For each option, choose between the following venues and showtimes:
- Aycock Auditorium on Thursday, February 26, at 7:30 p.m.
- Dana Auditorium at Guilford College on Saturday, February 28, at 8 p.m.
Chamber Series: String Quartet:
- $18 for general admission at UNCG Recital Hall on Friday, February 27, at 8 p.m. (up to $39.16 value)
Masterwork Series: “Haydn – The Creation”
In scope and theme, The Creation is as about as ambitious as a composition can get: it takes on nothing less than the development of the world out of nothingness. For a chorus, there are archangels Gabriel, Uriel, and Raphael, who sing as if watching the stirrings of creation from afar. Of course, not all of it is human, and it’s up to the orchestra to evoke pre-big bang chaos, light and water, and the many animals that flit through the sky and creep over the earth in grand, poetic washes of sound.
Haydn didn’t rest upon finishing The Creation. In fact, he made the three-part, 34-movement epic even larger and more powerful after hearing it himself for the first time, expanding the personnel to 120 instrumentalists and 60 singers between its private and public premieres.
Chamber Series: String Quartet
During Lent of 1783 at the Cathedral of Cadiz, the worshippers sat in nearly total darkness. Massive swaths of jet-black cloth draped the walls and windows. The only source of light was a single lamp, suspended from the very peak of the high ceiling. Those in attendance were, in effect, alone with the last remarks of Christ (as delivered by their bishop)—and with the moving new music written for the occasion by Joseph Haydn, performed in 10-minute segments after each of the bishop’s remarks.
The format was strict. In a preface to a print edition of Seven Last Words of Christ on the Cross, Haydn confessed, “Indeed, I found it quite impossible to confine myself to the appointed limits.” He also seems to have found it impossible to put the work away: although initially composed as a solely orchestral piece—albeit one built on melodies that would “echo” the Latin text of each piece of scripture—he later added voices to a concert version. Later, he compacted it into a string quartet, performed this evening. Ches Kennedy will deliver narration to stir some of the spiritual intensity the listeners at Cadiz must have once felt.

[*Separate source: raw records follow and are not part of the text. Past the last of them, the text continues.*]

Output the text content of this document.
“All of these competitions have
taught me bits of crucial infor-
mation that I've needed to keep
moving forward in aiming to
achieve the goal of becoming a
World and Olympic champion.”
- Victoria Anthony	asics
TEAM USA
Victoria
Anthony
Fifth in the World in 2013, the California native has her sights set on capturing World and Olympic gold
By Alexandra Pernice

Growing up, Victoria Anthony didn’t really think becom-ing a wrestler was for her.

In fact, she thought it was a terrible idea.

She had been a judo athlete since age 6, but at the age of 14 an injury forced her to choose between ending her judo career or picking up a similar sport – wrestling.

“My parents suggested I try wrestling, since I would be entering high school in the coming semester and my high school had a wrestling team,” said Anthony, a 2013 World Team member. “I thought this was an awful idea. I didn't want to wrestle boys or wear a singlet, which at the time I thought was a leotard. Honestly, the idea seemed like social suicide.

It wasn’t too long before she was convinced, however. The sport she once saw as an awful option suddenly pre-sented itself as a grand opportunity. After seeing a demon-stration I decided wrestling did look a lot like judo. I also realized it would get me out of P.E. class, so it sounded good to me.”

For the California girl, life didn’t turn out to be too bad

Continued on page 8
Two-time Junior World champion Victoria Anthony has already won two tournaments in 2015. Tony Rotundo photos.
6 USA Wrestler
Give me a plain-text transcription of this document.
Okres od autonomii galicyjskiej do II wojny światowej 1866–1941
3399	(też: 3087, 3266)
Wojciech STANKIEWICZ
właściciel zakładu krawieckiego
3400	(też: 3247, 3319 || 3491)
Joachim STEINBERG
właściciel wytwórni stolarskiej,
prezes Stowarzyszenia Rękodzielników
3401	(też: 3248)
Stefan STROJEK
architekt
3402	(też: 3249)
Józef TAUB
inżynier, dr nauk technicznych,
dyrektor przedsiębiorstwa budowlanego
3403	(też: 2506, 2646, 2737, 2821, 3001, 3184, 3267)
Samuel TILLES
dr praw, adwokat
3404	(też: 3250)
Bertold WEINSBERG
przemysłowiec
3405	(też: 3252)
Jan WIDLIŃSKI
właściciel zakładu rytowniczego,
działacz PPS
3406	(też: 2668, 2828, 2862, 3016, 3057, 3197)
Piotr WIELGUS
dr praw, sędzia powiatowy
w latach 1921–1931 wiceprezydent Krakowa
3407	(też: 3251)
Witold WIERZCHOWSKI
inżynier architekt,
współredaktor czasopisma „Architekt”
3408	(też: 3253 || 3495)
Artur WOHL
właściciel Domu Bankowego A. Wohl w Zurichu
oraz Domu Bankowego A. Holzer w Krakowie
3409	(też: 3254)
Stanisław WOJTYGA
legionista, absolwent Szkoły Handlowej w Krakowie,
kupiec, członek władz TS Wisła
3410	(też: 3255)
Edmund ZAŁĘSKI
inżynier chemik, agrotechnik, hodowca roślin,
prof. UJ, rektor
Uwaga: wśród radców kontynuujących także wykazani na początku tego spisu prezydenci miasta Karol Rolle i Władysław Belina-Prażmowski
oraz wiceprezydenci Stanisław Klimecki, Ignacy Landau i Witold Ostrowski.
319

Greensboro Symphony Orchestra
The Greensboro Symphony’s mighty oak has grown from the most acornic of beginnings—its story started in the 1920s with a group of musicians at Woman's College. Over the years, the symphony has grown into a cultural cornerstone of the community, with community-outreach programs, youth-involvement events, a secret volcano headquarters, and an endowment fund.